17-Yr Old Intern Discovers A New Planet Bigger Than The Earth On His Third Day On The Job


Most people sit through countless orientations on the first few days of their jobs, but one teen discovered a planet — on his third day!

During his junior year at Scarsdale High School in New York, Wolf Cukier landed a two-month internship with NASA. So during the summer of 2019, he traveled down to NASA’s Goddard Space Flight Center in Greenbelt, Maryland.

His first assignment was to examine variations in star brightness captured by NASA’s Transiting Exoplanet Survey Satellite, known as TESS, as a part of the Planet Hunters TESS citizen science project. (The citizen science project allows people who don’t work for NASA to help with finding new planets.)

And just three days into his internship, Cukier discovered a new planet.

NASA announced the news on their website in Jan 2020, after confirming Cukier’s work, submitting a paper that he co-authored for scientific review and announcing the discovery of the planet, now named “TOI 1338 b,”

I was looking through the data for everything the volunteers had flagged as an eclipsing binary, a system where two stars circle around each other, and from our view eclipse each other every orbit,” 17-year-old Cukier tells NASA. “About three days into my internship, I saw a signal from a system called TOI 1338. At first, I thought it was a stellar eclipse, but the timing was wrong.
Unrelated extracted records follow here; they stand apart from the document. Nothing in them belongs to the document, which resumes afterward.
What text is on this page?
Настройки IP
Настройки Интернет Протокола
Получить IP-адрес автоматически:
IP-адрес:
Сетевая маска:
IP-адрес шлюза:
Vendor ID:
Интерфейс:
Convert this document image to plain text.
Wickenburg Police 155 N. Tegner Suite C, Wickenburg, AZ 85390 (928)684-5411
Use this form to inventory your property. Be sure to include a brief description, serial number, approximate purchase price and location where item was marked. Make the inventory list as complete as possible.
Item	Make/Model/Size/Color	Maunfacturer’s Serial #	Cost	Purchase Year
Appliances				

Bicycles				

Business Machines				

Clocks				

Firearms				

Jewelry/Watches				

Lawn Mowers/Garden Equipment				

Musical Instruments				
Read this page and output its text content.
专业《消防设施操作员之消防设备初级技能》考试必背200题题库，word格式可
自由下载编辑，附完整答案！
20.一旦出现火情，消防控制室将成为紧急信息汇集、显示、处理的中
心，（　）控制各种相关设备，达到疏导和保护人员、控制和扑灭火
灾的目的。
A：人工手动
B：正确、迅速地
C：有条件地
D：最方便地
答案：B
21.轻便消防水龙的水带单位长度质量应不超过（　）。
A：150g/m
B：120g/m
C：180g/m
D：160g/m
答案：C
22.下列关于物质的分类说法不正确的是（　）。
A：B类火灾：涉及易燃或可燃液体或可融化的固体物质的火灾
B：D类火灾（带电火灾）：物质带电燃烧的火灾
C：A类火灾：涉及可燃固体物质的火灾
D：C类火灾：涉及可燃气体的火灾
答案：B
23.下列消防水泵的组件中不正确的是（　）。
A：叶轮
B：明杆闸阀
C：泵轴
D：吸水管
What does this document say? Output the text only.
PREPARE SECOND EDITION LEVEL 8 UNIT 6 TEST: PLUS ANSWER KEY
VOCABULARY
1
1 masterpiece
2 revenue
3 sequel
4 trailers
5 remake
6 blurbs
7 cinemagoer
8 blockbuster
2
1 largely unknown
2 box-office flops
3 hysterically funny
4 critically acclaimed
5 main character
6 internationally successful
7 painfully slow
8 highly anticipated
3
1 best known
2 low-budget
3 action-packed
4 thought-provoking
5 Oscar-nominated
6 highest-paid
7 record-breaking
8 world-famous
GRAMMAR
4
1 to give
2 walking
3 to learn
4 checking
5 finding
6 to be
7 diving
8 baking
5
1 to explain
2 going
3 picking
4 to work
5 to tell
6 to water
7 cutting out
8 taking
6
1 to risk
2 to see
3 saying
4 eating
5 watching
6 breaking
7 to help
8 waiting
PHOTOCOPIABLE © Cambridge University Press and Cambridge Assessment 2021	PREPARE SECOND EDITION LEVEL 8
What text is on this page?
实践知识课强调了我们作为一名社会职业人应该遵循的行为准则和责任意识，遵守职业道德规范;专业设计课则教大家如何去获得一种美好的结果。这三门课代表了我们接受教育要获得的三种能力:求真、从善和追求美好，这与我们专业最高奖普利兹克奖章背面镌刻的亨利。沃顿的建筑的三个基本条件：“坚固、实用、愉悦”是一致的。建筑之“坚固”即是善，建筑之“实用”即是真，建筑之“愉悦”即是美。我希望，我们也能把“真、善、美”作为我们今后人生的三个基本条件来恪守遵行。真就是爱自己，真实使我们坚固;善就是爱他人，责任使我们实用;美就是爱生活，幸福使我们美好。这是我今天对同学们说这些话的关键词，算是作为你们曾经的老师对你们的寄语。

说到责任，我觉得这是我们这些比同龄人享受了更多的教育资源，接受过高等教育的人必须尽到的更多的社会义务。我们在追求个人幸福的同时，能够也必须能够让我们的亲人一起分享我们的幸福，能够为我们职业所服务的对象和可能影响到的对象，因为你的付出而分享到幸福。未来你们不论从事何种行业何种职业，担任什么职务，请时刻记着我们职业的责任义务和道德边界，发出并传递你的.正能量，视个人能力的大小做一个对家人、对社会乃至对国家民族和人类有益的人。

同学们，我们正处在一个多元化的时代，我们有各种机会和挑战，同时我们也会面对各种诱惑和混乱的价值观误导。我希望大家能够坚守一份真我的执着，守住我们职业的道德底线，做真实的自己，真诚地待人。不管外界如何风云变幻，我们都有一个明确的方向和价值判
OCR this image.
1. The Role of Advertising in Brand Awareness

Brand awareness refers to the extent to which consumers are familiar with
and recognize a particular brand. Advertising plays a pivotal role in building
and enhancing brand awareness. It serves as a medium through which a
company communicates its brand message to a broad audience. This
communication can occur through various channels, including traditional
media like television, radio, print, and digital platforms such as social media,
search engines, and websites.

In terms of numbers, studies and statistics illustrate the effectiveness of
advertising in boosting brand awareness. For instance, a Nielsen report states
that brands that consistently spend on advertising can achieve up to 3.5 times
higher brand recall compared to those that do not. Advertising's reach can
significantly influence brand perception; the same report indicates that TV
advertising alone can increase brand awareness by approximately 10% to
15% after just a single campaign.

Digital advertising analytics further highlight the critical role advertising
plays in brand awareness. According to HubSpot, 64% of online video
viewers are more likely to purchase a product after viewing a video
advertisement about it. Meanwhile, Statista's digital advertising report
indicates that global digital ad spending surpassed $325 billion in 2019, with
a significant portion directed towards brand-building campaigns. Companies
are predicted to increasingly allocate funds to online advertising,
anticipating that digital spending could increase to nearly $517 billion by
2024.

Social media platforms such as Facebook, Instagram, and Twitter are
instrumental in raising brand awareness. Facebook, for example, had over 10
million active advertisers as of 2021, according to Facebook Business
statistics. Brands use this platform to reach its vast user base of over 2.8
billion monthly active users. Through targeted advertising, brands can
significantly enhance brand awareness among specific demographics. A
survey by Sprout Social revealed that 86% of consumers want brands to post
It turned out to be a planet.” CNBC

I noticed a dip, or a transit, from the TOI 1338 system, and that was the first signal of a planet,” Cukier explains to NBC 4 New York. “I first saw the initial dip and thought, ‘Oh that looked cool,’ but then when I looked at the full data from the telescope at that star, I and my mentor also noticed, three different dips in the system.”

The planet TOI 1338 b, is nearly seven times as large as Earth (in between the size of Neptune and Saturn) and has two stars — one that’s about 10 percent more massive than our sun and another only a third of the sun’s mass and less bright.

The orbit path of TOI 1338 b. (Photo: screenshot from NASA GODDARD)

TOI 1338 b is the first planet captured by the TESS system that is considered a circumbinary planet—meaning it orbits two stars.